My pre-race routine is unbreakable, and never fails to get me in the right place to run fast (or at least try to).
So I’m not sure why it took a sports psychologist’s suggestion to develop a pre-run routine to apply routine to my everyday training runs. Today, I took another step in my weeklong mind-games series and did just that.
Alison Arnold, who has coached a host of Olympic athletes, suggests doing the same stretches, listening to the same music and thinking the same performance-boosting thoughts before every run (check out my post about Arnold’s other tips here).
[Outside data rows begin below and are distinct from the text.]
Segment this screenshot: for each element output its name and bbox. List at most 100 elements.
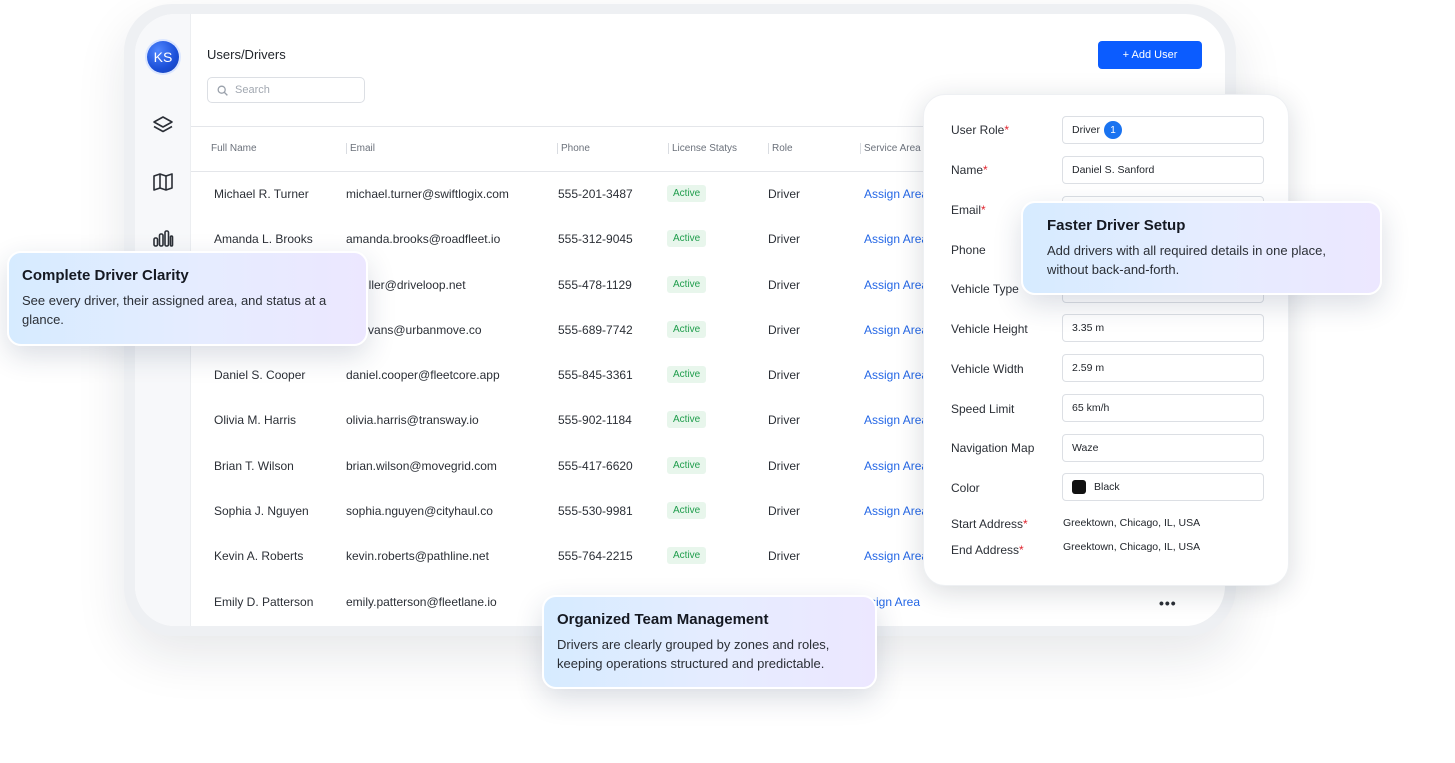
vehicle-width-label: Vehicle Width [951, 362, 1024, 376]
role-count-badge: 1 [1104, 121, 1122, 139]
status-badge: Active [667, 547, 707, 565]
column-header-phone[interactable]: Phone [557, 143, 590, 154]
assign-area-link[interactable]: Assign Area [864, 278, 928, 292]
cell-email: michael.turner@swiftlogix.com [346, 187, 509, 201]
name-label: Name* [951, 163, 988, 177]
cell-email: daniel.cooper@fleetcore.app [346, 368, 500, 383]
assign-area-link[interactable]: Assign Area [864, 413, 928, 427]
cell-role: Driver [768, 458, 800, 473]
add-user-form: User Role* Driver 1 Name* Daniel S. Sanf… [923, 94, 1289, 586]
color-swatch [1072, 480, 1086, 494]
cell-phone: 555-689-7742 [558, 322, 633, 337]
color-label: Color [951, 481, 980, 495]
color-select[interactable]: Black [1062, 473, 1264, 501]
end-address-label: End Address* [951, 543, 1024, 557]
layers-icon[interactable] [151, 114, 175, 138]
status-badge: Active [667, 456, 707, 474]
cell-role: Driver [768, 413, 800, 428]
status-badge: Active [667, 366, 707, 384]
cell-role: Driver [768, 232, 800, 247]
speed-limit-label: Speed Limit [951, 402, 1015, 416]
cell-full-name: Daniel S. Cooper [214, 368, 306, 383]
cell-email: kevin.roberts@pathline.net [346, 549, 489, 564]
status-badge: Active [667, 411, 707, 429]
assign-area-link[interactable]: Assign Area [864, 504, 928, 518]
vehicle-height-field[interactable]: 3.35 m [1062, 314, 1264, 342]
assign-area-link[interactable]: Assign Area [864, 232, 928, 246]
navigation-map-label: Navigation Map [951, 441, 1035, 455]
callout-driver-setup: Faster Driver Setup Add drivers with all… [1021, 201, 1382, 295]
column-header-service-area[interactable]: Service Area [860, 143, 921, 154]
column-header-email[interactable]: Email [346, 143, 375, 154]
cell-role: Driver [768, 368, 800, 383]
cell-email: emily.patterson@fleetlane.io [346, 594, 497, 609]
cell-full-name: Amanda L. Brooks [214, 232, 313, 247]
avatar[interactable]: KS [147, 41, 179, 73]
navigation-map-select[interactable]: Waze [1062, 434, 1264, 462]
cell-email: brian.wilson@movegrid.com [346, 458, 497, 473]
cell-phone: 555-764-2215 [558, 549, 633, 564]
user-role-label: User Role* [951, 123, 1010, 137]
cell-email: sophia.nguyen@cityhaul.co [346, 504, 493, 519]
start-address-label: Start Address* [951, 517, 1028, 531]
status-badge: Active [667, 230, 707, 248]
cell-full-name: Brian T. Wilson [214, 458, 294, 473]
page-title: Users/Drivers [207, 47, 286, 62]
column-header-full-name[interactable]: Full Name [211, 143, 257, 154]
search-box[interactable] [207, 77, 365, 103]
callout-text: See every driver, their assigned area, a… [22, 293, 327, 327]
status-badge: Active [667, 320, 707, 338]
cell-phone: 555-902-1184 [558, 413, 632, 428]
end-address-value[interactable]: Greektown, Chicago, IL, USA [1063, 541, 1200, 553]
vehicle-type-label: Vehicle Type [951, 282, 1019, 296]
callout-title: Organized Team Management [557, 611, 769, 628]
cell-full-name: Sophia J. Nguyen [214, 504, 309, 519]
assign-area-link[interactable]: Assign Area [864, 187, 928, 201]
callout-text: Add drivers with all required details in… [1047, 243, 1326, 277]
column-header-role[interactable]: Role [768, 143, 793, 154]
cell-role: Driver [768, 549, 800, 564]
cell-full-name: Emily D. Patterson [214, 594, 314, 609]
name-field[interactable]: Daniel S. Sanford [1062, 156, 1264, 184]
cell-role: Driver [768, 322, 800, 337]
start-address-value[interactable]: Greektown, Chicago, IL, USA [1063, 517, 1200, 529]
assign-area-link[interactable]: Assign Area [864, 323, 928, 337]
cell-role: Driver [768, 187, 800, 201]
callout-text: Drivers are clearly grouped by zones and… [557, 637, 830, 671]
callout-team-management: Organized Team Management Drivers are cl… [542, 595, 877, 689]
phone-label: Phone [951, 243, 986, 257]
user-role-select[interactable]: Driver 1 [1062, 116, 1264, 144]
search-icon [217, 85, 228, 96]
add-user-button[interactable]: + Add User [1098, 41, 1202, 69]
cell-phone: 555-201-3487 [558, 187, 633, 201]
cell-full-name: Olivia M. Harris [214, 413, 297, 428]
cell-email: olivia.harris@transway.io [346, 413, 479, 428]
cell-phone: 555-845-3361 [558, 368, 633, 383]
cell-phone: 555-417-6620 [558, 458, 633, 473]
cell-phone: 555-530-9981 [558, 504, 633, 519]
callout-driver-clarity: Complete Driver Clarity See every driver… [7, 251, 368, 346]
cell-role: Driver [768, 504, 800, 519]
status-badge: Active [667, 185, 707, 202]
vehicle-height-label: Vehicle Height [951, 322, 1028, 336]
cell-full-name: Michael R. Turner [214, 187, 309, 201]
assign-area-link[interactable]: Assign Area [864, 368, 928, 382]
callout-title: Faster Driver Setup [1047, 217, 1186, 234]
search-input[interactable] [235, 84, 355, 96]
cell-full-name: Kevin A. Roberts [214, 549, 304, 564]
cell-phone: 555-312-9045 [558, 232, 633, 247]
bar-chart-icon[interactable] [151, 226, 175, 250]
assign-area-link[interactable]: Assign Area [864, 549, 928, 563]
status-badge: Active [667, 275, 707, 293]
cell-email: amanda.brooks@roadfleet.io [346, 232, 501, 247]
column-header-license-status[interactable]: License Statys [668, 143, 737, 154]
map-icon[interactable] [151, 170, 175, 194]
status-badge: Active [667, 502, 707, 520]
row-more-icon[interactable]: ••• [1159, 595, 1177, 611]
assign-area-link[interactable]: Assign Area [864, 459, 928, 473]
cell-phone: 555-478-1129 [558, 277, 632, 292]
speed-limit-field[interactable]: 65 km/h [1062, 394, 1264, 422]
email-label: Email* [951, 203, 986, 217]
vehicle-width-field[interactable]: 2.59 m [1062, 354, 1264, 382]
cell-role: Driver [768, 277, 800, 292]
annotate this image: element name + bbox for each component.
Here’s what I did before running my new favorite loop through Rock Creek Park this morning:
- Ate my tried-and-true pre-race breakfast, a Luna bar and a latte with a bunch of espresso and some skim milk, about an hour before I left.
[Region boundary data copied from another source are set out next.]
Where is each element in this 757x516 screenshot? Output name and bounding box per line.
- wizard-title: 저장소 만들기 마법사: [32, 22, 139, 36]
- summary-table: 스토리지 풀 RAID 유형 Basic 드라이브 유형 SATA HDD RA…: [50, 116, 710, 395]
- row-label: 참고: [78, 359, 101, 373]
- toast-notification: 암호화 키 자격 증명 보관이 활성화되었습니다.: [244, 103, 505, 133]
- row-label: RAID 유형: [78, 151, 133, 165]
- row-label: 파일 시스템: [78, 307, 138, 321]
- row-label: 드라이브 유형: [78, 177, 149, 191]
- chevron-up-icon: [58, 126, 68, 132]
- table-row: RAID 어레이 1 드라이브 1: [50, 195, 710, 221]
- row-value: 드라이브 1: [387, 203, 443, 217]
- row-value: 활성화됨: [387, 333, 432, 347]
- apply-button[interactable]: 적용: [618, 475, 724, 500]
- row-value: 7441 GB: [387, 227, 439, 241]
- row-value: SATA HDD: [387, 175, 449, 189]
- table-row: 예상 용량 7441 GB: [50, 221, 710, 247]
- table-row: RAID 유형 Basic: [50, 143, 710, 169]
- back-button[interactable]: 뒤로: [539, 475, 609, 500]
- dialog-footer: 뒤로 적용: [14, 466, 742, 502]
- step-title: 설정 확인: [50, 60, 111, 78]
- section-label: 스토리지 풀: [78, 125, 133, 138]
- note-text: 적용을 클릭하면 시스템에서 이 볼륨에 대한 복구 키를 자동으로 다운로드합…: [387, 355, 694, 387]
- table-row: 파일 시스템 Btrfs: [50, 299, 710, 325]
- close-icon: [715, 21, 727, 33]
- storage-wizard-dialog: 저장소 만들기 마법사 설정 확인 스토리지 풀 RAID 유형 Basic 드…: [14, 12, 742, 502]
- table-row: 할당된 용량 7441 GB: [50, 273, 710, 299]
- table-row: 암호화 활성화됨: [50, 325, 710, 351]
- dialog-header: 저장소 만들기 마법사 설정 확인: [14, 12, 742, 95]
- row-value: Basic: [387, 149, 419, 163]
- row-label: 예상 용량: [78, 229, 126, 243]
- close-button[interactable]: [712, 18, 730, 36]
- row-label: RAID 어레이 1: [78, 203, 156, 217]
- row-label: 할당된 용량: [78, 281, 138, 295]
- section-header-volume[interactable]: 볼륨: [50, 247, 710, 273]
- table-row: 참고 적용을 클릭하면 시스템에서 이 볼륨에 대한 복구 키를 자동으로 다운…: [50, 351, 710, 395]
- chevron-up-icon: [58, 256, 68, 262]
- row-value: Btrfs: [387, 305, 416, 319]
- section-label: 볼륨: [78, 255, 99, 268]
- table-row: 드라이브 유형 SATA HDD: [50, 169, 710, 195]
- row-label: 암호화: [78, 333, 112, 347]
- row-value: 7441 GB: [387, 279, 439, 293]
- Did my standard pre-race stretches, including my brand-new IT band stretch for my gimpy hip. My running doc dubbed this stretch, shown in the first photo of this Running Times feature, “the only one that works.” I’m inclined to agree with him, though the foam roller’s awfully nice, too.
- Took a minute to look at my nifty little motivation board, which I recently added a few new clippings to: A headline from Runner’s World about tips to “Run Healthy Forever,” which is my goal above and beyond any race; and race brochures for the Philadelphia Half-Marathon Nov. 22 and the National Marathon in March. These are my leading backup plans if my hip gets in the way of my Marine Corps Marathon plans.
- “Breathed in” the way I wanted to feel: Like a cool, uninjured, trail-running diva. Yes, I recognize this is cheesy beyond words. No, I don’t feel like that very often. But “she who trips over tree limbs and limps up hills in a sad, gimpy fashion” didn’t have such a nice ring to it, you know?
Result: Awesome run. Just awesome. I did something like 5.5 hilly trail miles in about 47 minutes, but pace was the last thing on my mind. (Happy sigh).